It’s obvious that aged trees can provide links with our past. In Lancaster’s early years when it was still known as Hickory Town, a young English Elm was carried across the Atlantic and planted “by long-forgotten hands” on a knoll in what is now Woodland Hills Cemetery. That sapling lived 280 years, offering a connection between 21st Century Lancastrians and those English colonists of so long ago.
The Woodland Hills elm was a venerable old tree when it died, but even seedlings of a short-lived species can remind us of our history. Mulberry trees grow all over Lancaster County, and usually these trees were not planted by people but instead sprouted up on their own (helped by fruit-eating birds and squirrels, of course). In the vast majority of cases these trees are not our American Red Mulberry (Morus rubra) but rather the White Mulberry (Morus alba) that is native to northern China. Why is a Chinese species scattered across Lancaster County when virtually no one is planting it?
The answer dates back at least to Ben Franklin who in 1770 sent a letter to the American Philosophical Society proposing that APS promote the cultivation of White Mulberry trees. White Mulberry leaves are the preferred food of silkworms, an insect upon which the lucrative silk industry once depended. Early colonists tried feeding silkworms our native Red Mulberry but its leaves are too tough for silkworm tastes and the resulting silk of rubra-fed ‘worms’ is inferior in quality. Only White Mulberry will do. “All persons,” the APS eventually proclaimed, “should be encouraged to cultivate mulberry trees, raise silkworms, and bring their cocoons to the filature.”
It’s hard to exaggerate the importance of the silk industry to Lancaster County in the 19th and early 20th centuries. In 1838, the Pennsylvania Legislature offered a premium (20-50 cents a pound) for silk produced in the state.
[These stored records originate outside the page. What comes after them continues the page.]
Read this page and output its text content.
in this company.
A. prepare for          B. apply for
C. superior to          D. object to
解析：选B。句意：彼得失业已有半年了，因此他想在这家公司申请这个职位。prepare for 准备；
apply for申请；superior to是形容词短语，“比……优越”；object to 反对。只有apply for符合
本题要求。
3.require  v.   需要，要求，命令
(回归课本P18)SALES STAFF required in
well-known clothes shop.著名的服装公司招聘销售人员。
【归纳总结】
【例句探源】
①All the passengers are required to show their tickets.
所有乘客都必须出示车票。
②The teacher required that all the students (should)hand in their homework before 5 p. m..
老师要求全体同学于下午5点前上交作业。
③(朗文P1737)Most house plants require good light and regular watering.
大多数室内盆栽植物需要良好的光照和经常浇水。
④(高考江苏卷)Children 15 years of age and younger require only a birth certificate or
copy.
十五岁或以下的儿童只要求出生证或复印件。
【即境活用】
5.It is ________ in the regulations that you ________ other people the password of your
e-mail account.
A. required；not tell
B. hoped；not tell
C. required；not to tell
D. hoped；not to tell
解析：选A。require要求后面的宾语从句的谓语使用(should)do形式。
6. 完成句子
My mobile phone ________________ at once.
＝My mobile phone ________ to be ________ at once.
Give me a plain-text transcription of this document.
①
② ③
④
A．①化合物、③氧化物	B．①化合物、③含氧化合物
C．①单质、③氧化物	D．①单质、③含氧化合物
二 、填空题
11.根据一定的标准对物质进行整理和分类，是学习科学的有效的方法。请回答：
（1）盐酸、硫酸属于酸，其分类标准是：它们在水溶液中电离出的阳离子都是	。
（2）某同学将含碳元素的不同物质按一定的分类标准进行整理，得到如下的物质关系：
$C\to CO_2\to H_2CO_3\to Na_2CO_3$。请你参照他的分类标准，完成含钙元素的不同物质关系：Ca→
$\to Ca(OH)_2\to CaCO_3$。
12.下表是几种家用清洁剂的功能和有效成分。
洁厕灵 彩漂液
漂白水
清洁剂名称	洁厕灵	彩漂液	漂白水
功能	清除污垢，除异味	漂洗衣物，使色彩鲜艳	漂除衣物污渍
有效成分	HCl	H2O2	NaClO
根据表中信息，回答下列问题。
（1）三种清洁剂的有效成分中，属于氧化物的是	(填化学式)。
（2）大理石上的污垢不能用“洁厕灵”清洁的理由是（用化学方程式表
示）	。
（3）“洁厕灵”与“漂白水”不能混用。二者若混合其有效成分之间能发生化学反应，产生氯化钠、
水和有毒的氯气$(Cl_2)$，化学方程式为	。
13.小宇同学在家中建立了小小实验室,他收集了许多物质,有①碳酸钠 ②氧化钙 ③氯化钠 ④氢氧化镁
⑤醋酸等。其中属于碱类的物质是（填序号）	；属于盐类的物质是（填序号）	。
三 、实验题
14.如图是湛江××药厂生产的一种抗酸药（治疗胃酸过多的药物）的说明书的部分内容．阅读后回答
In the 1930s the Stehli Silk Mill (at Martha and Marshall Avenues in Lancaster) employed 2,000 workers and was the largest silk mill in the nation and the second largest in the entire world. For many years mulberry mania gripped Lancaster County and thousands of mulberry trees were planted to support the caterpillars that spewed threads of silk.
The trees were planted in backyards, hedgerows, and even as orchards. One farmer in Columbia planted an orchard of 30,000 mulberry trees. Several farmers in Manor Township planted large tracts with thousands of trees and erected huge buildings to house the worms (visitors were awed by “the loud chomping of thousands of caterpillars devouring mulberry leaves”). There were local newspaper ads like this one:
Dr. W.L. Atlee offers for sale a superior lot of genuine Morus multicaulis trees (a variety of White
Mulberry) now growing in the city. Persons may find it to their advantage to call and see his trees
at the corner of East King and Lime Streets.
The industry provided the county with considerable excitement and promised generous profits to its promoters. Trees were so eagerly sought that unscrupulous “tree agents” sold seedlings that were not always the real McCoy. Often the fraud wasn’t detected until leaves appeared in spring and mulberries turned out to be maples.
The silk industry prospered for years but bad winters eventually killed the worms and the advent of synthetic fibers doomed silk. Orchards were uprooted and Stehli Mill finally closed. Still, White Mulberry seedlings — descendants of those earlier trees — today appear as “volunteers” all over the county. White Mulberry is now so widely naturalized and hybridizes so readily with Red Mulberry, that scientists even worry about the long-term genetic viability of our native Red.
But to my point: Every White Mulberry you see today, however young the tree may be, is a living reminder of those Lancaster days gone by. And the berries of this wonderfully prolific tree are, as one newspaper phrased it, the fruit of broken dreams.